Diferentemente das outras, Maria Clara queria especificamente fazer teatro, e por isso mesmo ela foi estudar na França, de onde voltou com sólida base técnica. Poucas revelações pessoais por parte de alguém de teatro me impressionaram tanto quanto a que me fez Maria Clara, ao falar de seu desapontamento ao se dar conta de que jamais viria a ser uma grande atriz. Para uma jovem que sonhava com o palco, o próprio fato de ela ter a autocrítica necessária para enfrentar essa constatação; muito mais extraordinário, no entanto, é o fato de tamanho desapontamento não destruir a paixão pelo teatro mas, ao contrário, fazê-la procurar outros canais para viver essa paixão.
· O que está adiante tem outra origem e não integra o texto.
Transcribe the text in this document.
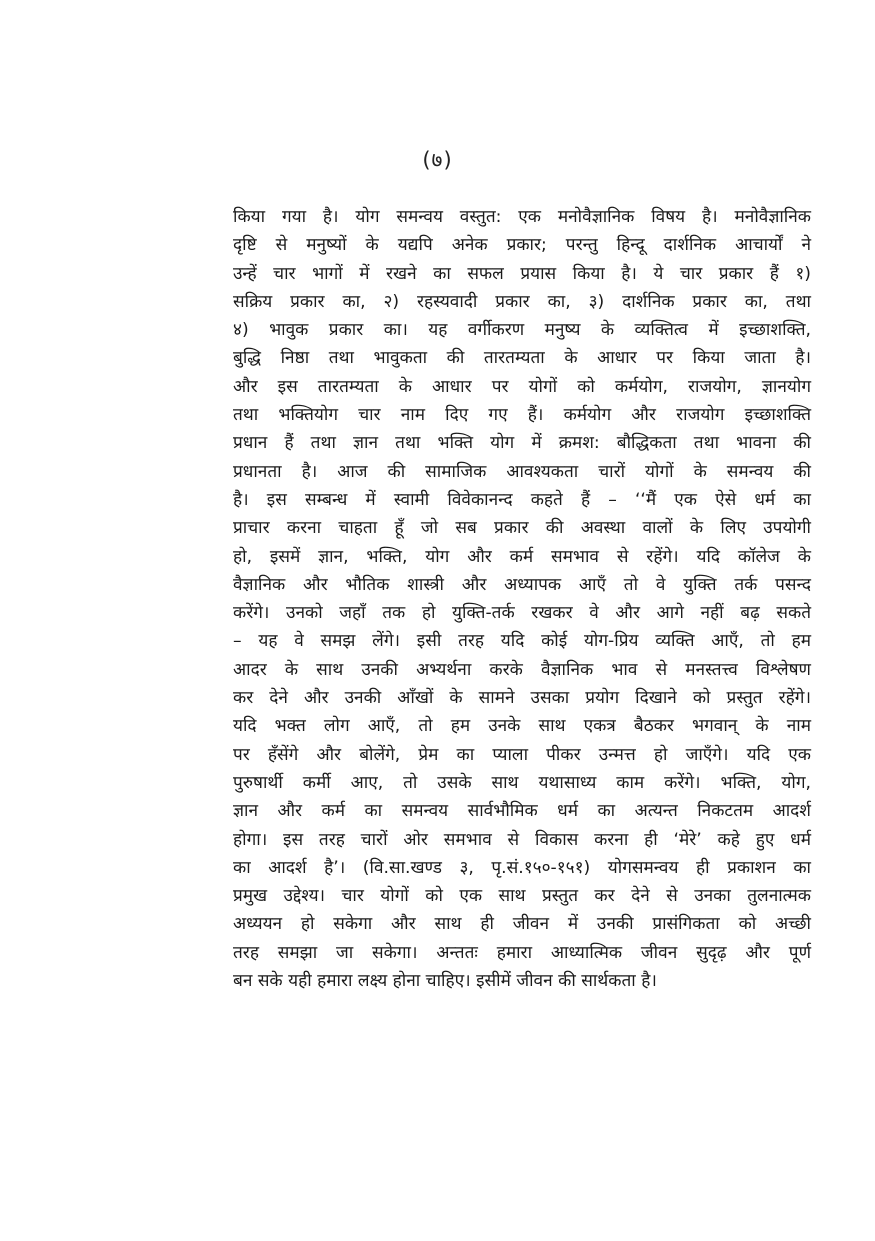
(७)
किया गया है। योग समन्वय वस्तुत: एक मनोवैज्ञानिक विषय है। मनोवैज्ञानिक
दृष्टि से मनुष्यों के यद्यपि अनेक प्रकार; परन्तु हिन्दू दार्शनिक आचार्यों ने
उन्हें चार भागों में रखने का सफल प्रयास किया है। ये चार प्रकार हैं १)
सक्रिय प्रकार का, २) रहस्यवादी प्रकार का, ३) दार्शनिक प्रकार का, तथा
४) भावुक प्रकार का। यह वर्गीकरण मनुष्य के व्यक्तित्व में इच्छाशक्ति,
बुद्धि निष्ठा तथा भावुकता की तारतम्यता के आधार पर किया जाता है।
और इस तारतम्यता के आधार पर योगों को कर्मयोग, राजयोग, ज्ञानयोग
तथा भक्तियोग चार नाम दिए गए हैं। कर्मयोग और राजयोग इच्छाशक्ति
प्रधान हैं तथा ज्ञान तथा भक्ति योग में क्रमश: बौद्धिकता तथा भावना की
प्रधानता है। आज की सामाजिक आवश्यकता चारों योगों के समन्वय की
है। इस सम्बन्ध में स्वामी विवेकानन्द कहते हैं – ‘‘मैं एक ऐसे धर्म का
प्राचार करना चाहता हूँ जो सब प्रकार की अवस्था वालों के लिए उपयोगी
हो, इसमें ज्ञान, भक्ति, योग और कर्म समभाव से रहेंगे। यदि कॉलेज के
वैज्ञानिक और भौतिक शास्त्री और अध्यापक आएँ तो वे युक्ति तर्क पसन्द
करेंगे। उनको जहाँ तक हो युक्ति-तर्क रखकर वे और आगे नहीं बढ़ सकते
– यह वे समझ लेंगे। इसी तरह यदि कोई योग-प्रिय व्यक्ति आएँ, तो हम
आदर के साथ उनकी अभ्यर्थना करके वैज्ञानिक भाव से मनस्तत्त्व विश्लेषण
कर देने और उनकी आँखों के सामने उसका प्रयोग दिखाने को प्रस्तुत रहेंगे।
यदि भक्त लोग आएँ, तो हम उनके साथ एकत्र बैठकर भगवान् के नाम
पर हँसेंगे और बोलेंगे, प्रेम का प्याला पीकर उन्मत्त हो जाएँगे। यदि एक
पुरुषार्थी कर्मी आए, तो उसके साथ यथासाध्य काम करेंगे। भक्ति, योग,
ज्ञान और कर्म का समन्वय सार्वभौमिक धर्म का अत्यन्त निकटतम आदर्श
होगा। इस तरह चारों ओर समभाव से विकास करना ही ‘मेरे’ कहे हुए धर्म
का आदर्श है’। (वि.सा.खण्ड ३, पृ.सं.१५०-१५१) योगसमन्वय ही प्रकाशन का
प्रमुख उद्देश्य। चार योगों को एक साथ प्रस्तुत कर देने से उनका तुलनात्मक
अध्ययन हो सकेगा और साथ ही जीवन में उनकी प्रासंगिकता को अच्छी
तरह समझा जा सकेगा। अन्ततः हमारा आध्यात्मिक जीवन सुदृढ़ और पूर्ण
बन सके यही हमारा लक्ष्य होना चाहिए। इसीमें जीवन की सार्थकता है।
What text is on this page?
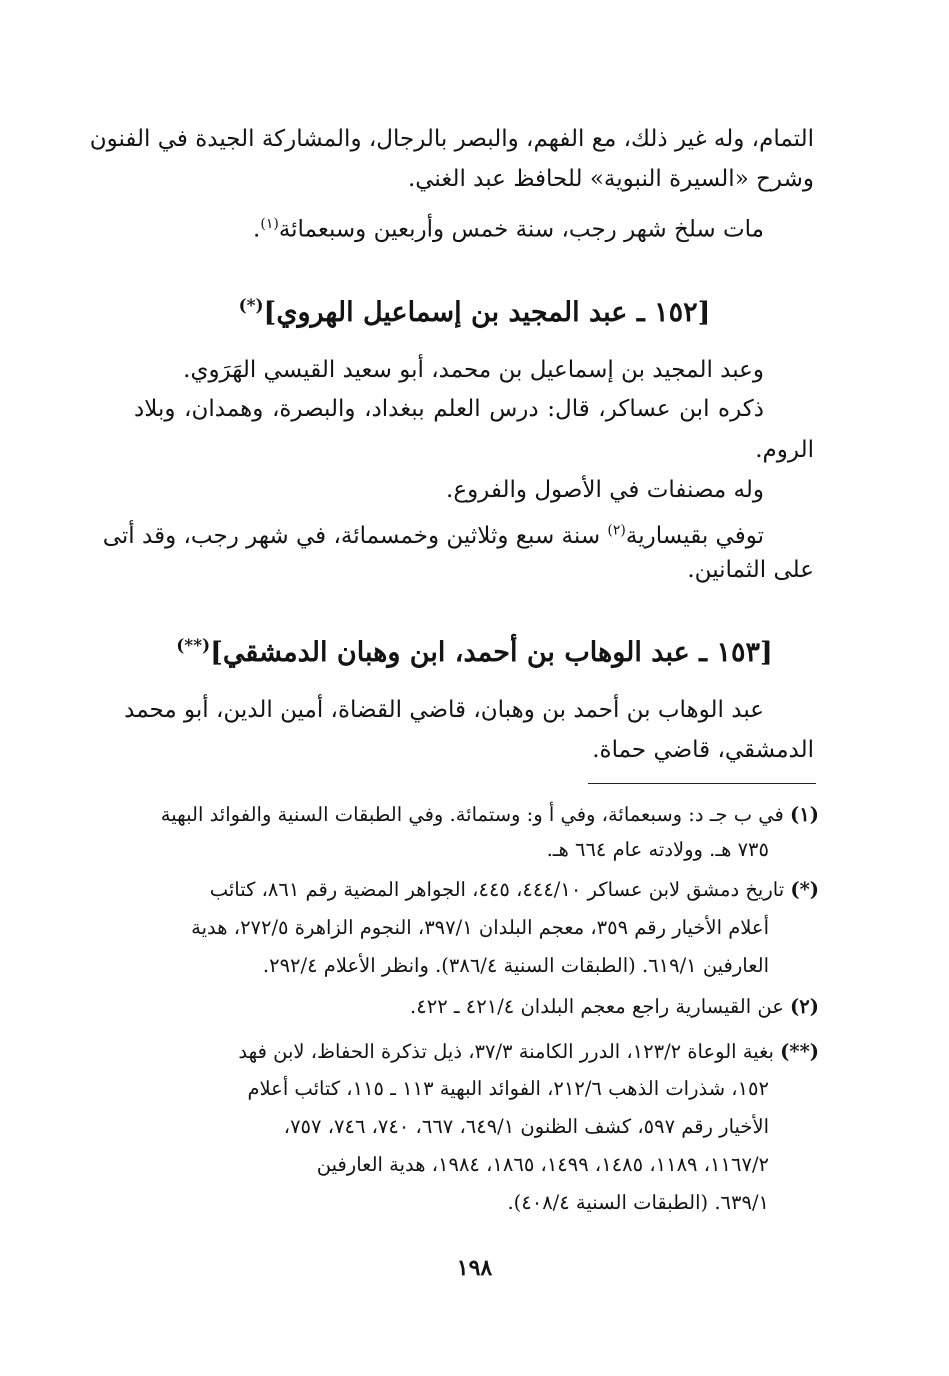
التمام، وله غير ذلك، مع الفهم، والبصر بالرجال، والمشاركة الجيدة في الفنون
وشرح «السيرة النبوية» للحافظ عبد الغني.
مات سلخ شهر رجب، سنة خمس وأربعين وسبعمائة$^{(١)}$.
[١٥٢ ـ عبد المجيد بن إسماعيل الهروي](*)
وعبد المجيد بن إسماعيل بن محمد، أبو سعيد القيسي الهَرَوي.
ذكره ابن عساكر، قال: درس العلم ببغداد، والبصرة، وهمدان، وبلاد
الروم.
وله مصنفات في الأصول والفروع.
توفي بقيسارية$^{(٢)}$ سنة سبع وثلاثين وخمسمائة، في شهر رجب، وقد أتى
على الثمانين.
[١٥٣ ـ عبد الوهاب بن أحمد، ابن وهبان الدمشقي](**)
عبد الوهاب بن أحمد بن وهبان، قاضي القضاة، أمين الدين، أبو محمد
الدمشقي، قاضي حماة.
(١) في ب جـ د: وسبعمائة، وفي أ و: وستمائة. وفي الطبقات السنية والفوائد البهية
٧٣٥ هـ. وولادته عام ٦٦٤ هـ.
(*) تاريخ دمشق لابن عساكر ٤٤٤/١٠، ٤٤٥، الجواهر المضية رقم ٨٦١، كتائب
أعلام الأخيار رقم ٣٥٩، معجم البلدان ٣٩٧/١، النجوم الزاهرة ٢٧٢/٥، هدية
العارفين ٦١٩/١. (الطبقات السنية ٣٨٦/٤). وانظر الأعلام ٢٩٢/٤.
(٢) عن القيسارية راجع معجم البلدان ٤٢١/٤ ـ ٤٢٢.
(**) بغية الوعاة ١٢٣/٢، الدرر الكامنة ٣٧/٣، ذيل تذكرة الحفاظ، لابن فهد
١٥٢، شذرات الذهب ٢١٢/٦، الفوائد البهية ١١٣ ـ ١١٥، كتائب أعلام
الأخيار رقم ٥٩٧، كشف الظنون ٦٤٩/١، ٦٦٧، ٧٤٠، ٧٤٦، ٧٥٧،
١١٦٧/٢، ١١٨٩، ١٤٨٥، ١٤٩٩، ١٨٦٥، ١٩٨٤، هدية العارفين
٦٣٩/١. (الطبقات السنية ٤٠٨/٤).
١٩٨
Se o destino de Maria Clara não era pisar no palco, ele se revelou mesmo assim ligado ao teatro, de forma ainda mais ampla: ela populou o palco com seus personagens, ela formou atores para vivê-los. Ela soube melhor do que ninguém contagiar os jovens com a paixão de servir ao teatro, seja no palco, seja nos bastidores, seja até mesmo como bons espectadores aptos a apreciar toda a complexidade da criação cênica. Trabalhar no Tablado sempre foi saber que teatro não é brincadeira que se faz de qualquer maneira; a bandeirante sempre levou ao seu sonho a ideia de que não basta fazer, é preciso fazer bem.

Passadas essas cinco décadas, muitos não se lembrarão mais que durante vários anos o Tablado apresentou, em seus primeiros anos, espetáculos para adultos com uma qualidade de produção muito superior a praticamente tudo o que o dito teatro profissional oferecia; a primeira geração de O Tablado, Kalma Murtinho, Carmete Murgel, Claudio Corrêa e Castro, Napoleão Moniz Freire, Emílio de Mattos, e tantos outros, apresentava um nível de surpreendente qualidade, e Maria Clara desde sempre foi quem norteou o caminho a ser trilhado. Mas depois de algum tempo o seu outro talento, o de autora, abriu caminhos absolutamente novos para o teatro infantil no Brasil, que se divide em duas épocas distintas: a antes-do-Tablado, que partia do princípio de que para criança qualquer coisa servia, e era apresentado com péssimos textos e piores montagens e, uma outra, nova, que nasceu quando a cortina se abriu no palco do Tablado e Pluft, o Fantasminha, ao perguntar “Mamãe, gente existe?”, fez nascer um novo tempo, de espetáculos inteligentes e cuidados, que sempre foram produto do amor e do respeito que Maria Clara Machado sempre teve tanto pelas crianças quanto pelo teatro.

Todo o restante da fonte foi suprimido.